2 Urteil Nr. 390/2021 vom 8. Juni 2021.
3 Urteil vom 18. Mai 2021, Asociația „Forumul Judecătorilor din România“ in den verbundenen Rechtssachen C-83/19, C-127/19, C-195/19, C-291/19, C-355/19 und C-397/19 (siehe auch PM Nr. 82/21), in dem der Gerichtshof u. a. entschieden hat, dass die fragliche Regelung gegen das Unionsrecht verstößt, wenn die Errichtung einer solchen spezialisierten Abteilung nicht durch objektive und überprüfbare Erfordernisse einer geordneten Rechtspflege gerechtfertigt ist und nicht mit besonderen, vom Gerichtshof vorgegebenen Garantien einhergeht (vgl.
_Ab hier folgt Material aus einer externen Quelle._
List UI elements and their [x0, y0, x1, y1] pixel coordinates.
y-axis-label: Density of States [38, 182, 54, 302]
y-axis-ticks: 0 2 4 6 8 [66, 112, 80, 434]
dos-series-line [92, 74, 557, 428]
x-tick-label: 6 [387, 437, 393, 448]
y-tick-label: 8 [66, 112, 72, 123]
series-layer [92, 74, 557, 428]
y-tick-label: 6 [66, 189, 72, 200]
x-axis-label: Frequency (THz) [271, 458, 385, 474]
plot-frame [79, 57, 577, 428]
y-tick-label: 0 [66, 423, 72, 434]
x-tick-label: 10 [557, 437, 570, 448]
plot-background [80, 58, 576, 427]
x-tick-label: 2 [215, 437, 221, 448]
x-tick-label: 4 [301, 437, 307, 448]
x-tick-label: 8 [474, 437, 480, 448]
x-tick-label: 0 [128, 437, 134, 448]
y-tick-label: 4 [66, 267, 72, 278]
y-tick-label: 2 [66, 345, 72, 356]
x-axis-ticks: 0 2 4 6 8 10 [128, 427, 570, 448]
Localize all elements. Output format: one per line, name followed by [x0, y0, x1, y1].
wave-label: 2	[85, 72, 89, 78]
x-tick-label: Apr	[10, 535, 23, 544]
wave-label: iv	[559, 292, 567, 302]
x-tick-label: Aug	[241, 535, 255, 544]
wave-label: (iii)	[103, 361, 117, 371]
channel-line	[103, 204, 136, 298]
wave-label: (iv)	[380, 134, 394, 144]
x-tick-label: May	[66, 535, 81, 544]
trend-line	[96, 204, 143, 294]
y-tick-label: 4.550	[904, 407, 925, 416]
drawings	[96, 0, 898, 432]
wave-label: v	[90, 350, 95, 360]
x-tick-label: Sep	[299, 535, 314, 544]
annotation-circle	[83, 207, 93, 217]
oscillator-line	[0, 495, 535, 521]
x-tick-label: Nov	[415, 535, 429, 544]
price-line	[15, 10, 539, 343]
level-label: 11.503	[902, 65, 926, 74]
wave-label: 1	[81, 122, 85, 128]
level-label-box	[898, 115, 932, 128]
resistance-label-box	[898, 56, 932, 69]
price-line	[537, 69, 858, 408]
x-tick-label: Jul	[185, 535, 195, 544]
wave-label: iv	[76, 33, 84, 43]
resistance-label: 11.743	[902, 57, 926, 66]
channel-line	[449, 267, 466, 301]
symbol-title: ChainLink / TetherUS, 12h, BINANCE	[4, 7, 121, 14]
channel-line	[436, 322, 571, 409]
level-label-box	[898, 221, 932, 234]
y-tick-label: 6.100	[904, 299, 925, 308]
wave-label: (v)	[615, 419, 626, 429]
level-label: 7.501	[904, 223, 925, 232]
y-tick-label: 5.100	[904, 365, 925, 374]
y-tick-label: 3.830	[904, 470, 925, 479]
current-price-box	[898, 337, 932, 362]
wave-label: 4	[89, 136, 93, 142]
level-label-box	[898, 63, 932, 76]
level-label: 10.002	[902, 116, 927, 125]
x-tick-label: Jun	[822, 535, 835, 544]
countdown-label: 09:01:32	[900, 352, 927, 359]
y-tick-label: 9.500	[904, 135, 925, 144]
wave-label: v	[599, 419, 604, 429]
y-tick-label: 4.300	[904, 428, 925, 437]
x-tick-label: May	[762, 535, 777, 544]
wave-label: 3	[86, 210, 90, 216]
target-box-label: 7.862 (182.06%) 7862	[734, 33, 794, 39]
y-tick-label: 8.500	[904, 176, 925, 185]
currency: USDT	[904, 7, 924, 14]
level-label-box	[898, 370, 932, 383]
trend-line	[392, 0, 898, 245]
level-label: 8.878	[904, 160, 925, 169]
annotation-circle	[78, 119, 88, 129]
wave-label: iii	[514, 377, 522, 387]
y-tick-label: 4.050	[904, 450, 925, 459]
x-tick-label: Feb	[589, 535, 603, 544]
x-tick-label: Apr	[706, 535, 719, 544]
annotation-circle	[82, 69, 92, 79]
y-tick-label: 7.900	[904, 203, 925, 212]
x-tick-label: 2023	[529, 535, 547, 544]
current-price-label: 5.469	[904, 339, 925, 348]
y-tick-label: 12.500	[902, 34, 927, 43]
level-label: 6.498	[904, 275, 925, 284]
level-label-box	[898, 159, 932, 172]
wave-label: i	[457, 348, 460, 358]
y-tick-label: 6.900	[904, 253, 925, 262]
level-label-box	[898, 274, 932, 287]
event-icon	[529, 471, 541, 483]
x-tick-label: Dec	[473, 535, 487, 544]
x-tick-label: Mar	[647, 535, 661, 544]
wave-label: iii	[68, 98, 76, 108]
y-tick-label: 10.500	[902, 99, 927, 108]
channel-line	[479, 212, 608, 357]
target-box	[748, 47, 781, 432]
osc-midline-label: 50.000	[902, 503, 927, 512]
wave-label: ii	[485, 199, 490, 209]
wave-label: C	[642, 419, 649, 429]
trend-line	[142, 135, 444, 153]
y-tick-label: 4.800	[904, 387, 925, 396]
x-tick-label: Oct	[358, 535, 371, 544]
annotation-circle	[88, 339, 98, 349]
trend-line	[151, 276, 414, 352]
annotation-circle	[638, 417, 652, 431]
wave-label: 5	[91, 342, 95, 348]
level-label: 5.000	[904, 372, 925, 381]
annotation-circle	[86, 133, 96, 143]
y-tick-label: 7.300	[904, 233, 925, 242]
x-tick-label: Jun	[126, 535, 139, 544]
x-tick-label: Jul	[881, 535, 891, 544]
Nr. 5 des Urteilstenors).
4 In seinem Urteil Nr. 390/2021 hat der Verfassungsgerichtshof entschieden, dass die fraglichen Rechtsvorschriften mit Art. 148 der Constituția României (rumänische Verfassung) vereinbar seien.
5 Art. 19 Abs. 1 Unterabs. 2 EUV in Verbindung mit Art. 2 und Art. 4 Abs. 2 und 3 EUV, Art. 267 AEUV und dem Grundsatz des Vorrangs des Unionsrechts.
6 Vgl. Fn. 1 zum vollständigen Verweis auf die Entscheidung 2006/928.
7 Urteil Asociaţia „Forumul Judecătorilor din România“ u. a., oben angeführt, Rn. 183 und 184.
8 Urteil Asociaţia „Forumul Judecătorilor din România“ u. a., oben angeführt, Rn. 249 und 250, und Urteil vom 21. Dezember 2021, Euro Box Promotion u. a., C-357/19, C-379/19, C-547/19, C-811/19 und C-840/19 (siehe auch PM Nr. 230/21), Rn. 253.